Yılmaz, anti-semitizmle mücadelede yalnızca Europe’nin değil, dünya genelinin ortak bir sorumluluğu olması gerektiğini ifade etti. “Birleşmiş Milletler ve diğer uluslararası kuruluşların bu konuda daha etkin bir şekilde harekete geçmesi gerekli,” diyen Yılmaz, uluslararası toplumların da bu meseleye daha fazla duyarlılık göstermesi gerektiğini belirtti. “Anti-semitizmin önlenmesi adına diğer ülkelerin de Türkiye ile işbirliği içinde hareket etmesi, bu sorunun üstesinden gelinmesinde etkili olacaktır,” şeklinde düşüncelerini aktardı.
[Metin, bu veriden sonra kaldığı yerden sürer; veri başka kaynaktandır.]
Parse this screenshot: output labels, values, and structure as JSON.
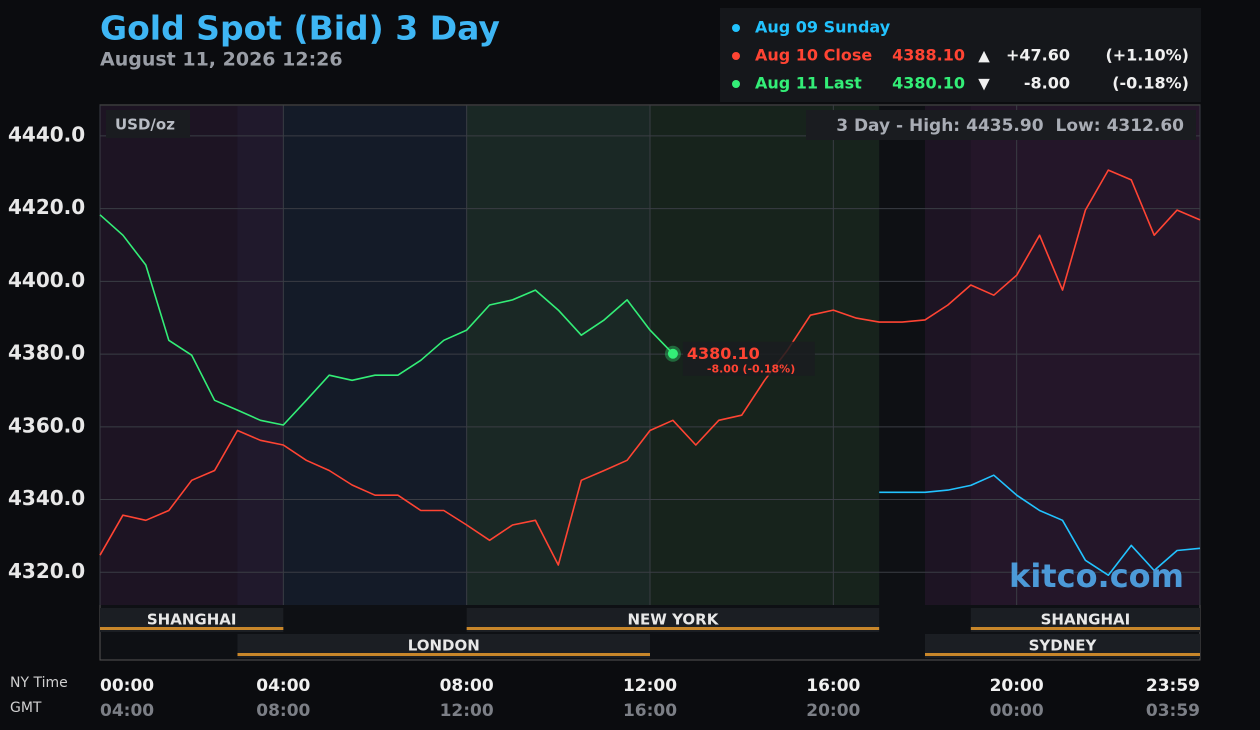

Ayrıca, Yılmaz, bu konuda eğitimin ve sosyal farkındalığın arttırılmasının önemine değindi. Özellikle gençlerin, farklı kültürler ve inanç sistemi hakkında daha fazla bilgi sahibi olmaları gerektiğini savunan Yılmaz, “Eğitim, toplumsal barışı sağlamak ve hoşgörüyü yaymak adına en önemlisi,” dedi. Eğitim yoluyla kazanılmış olan empati ve anlayışın, anti-semitizmin ve diğer ayrımcı tutumların önüne geçebileceğine inandığını sözlerine ekledi.
Son olarak, Cumhurbaşkanı Yardımcısı Yılmaz, Türkiye'nin bu meselede üstlendiği rolü de vurgulayarak, Türkiye’nin her zaman barış ve hoşgörüden yana olduğunu belirtmekte. “Biz, farklı inançlara ve kültürlere saygı duyan bir ülkeyiz ve bu tutumumuzu dünya ile paylaşmaya devam edeceğiz,” diyen Yılmaz, Türkiye'nin söz konusu sorunlara karşı uluslararası platformda daha aktif bir rol oynaması gerektiğinin altını çizdi.
Yılmaz'ın bu açıklamaları, anti-semitizmin sadece geçmişin değil, günümüzün de en acil sorunlarından biri olduğunu bir kez daha ortaya koydu. Avrupa'daki durumu eleştirmesi ve Türkiye'nin çok kültürlü yapısını ön plana çıkarması, konunun farklı açılardan irdelenmesi gerektiğine işaret ediyor. Yılmaz'ın çağrıları, sadece siyasi bir meseleden çok, insani bir duyarlılık da içermektedir. Bu bağlamda, hükümetler, sivil toplum kuruluşları ve bireyler olarak hepimize önemli sorumluluklar düşüyor.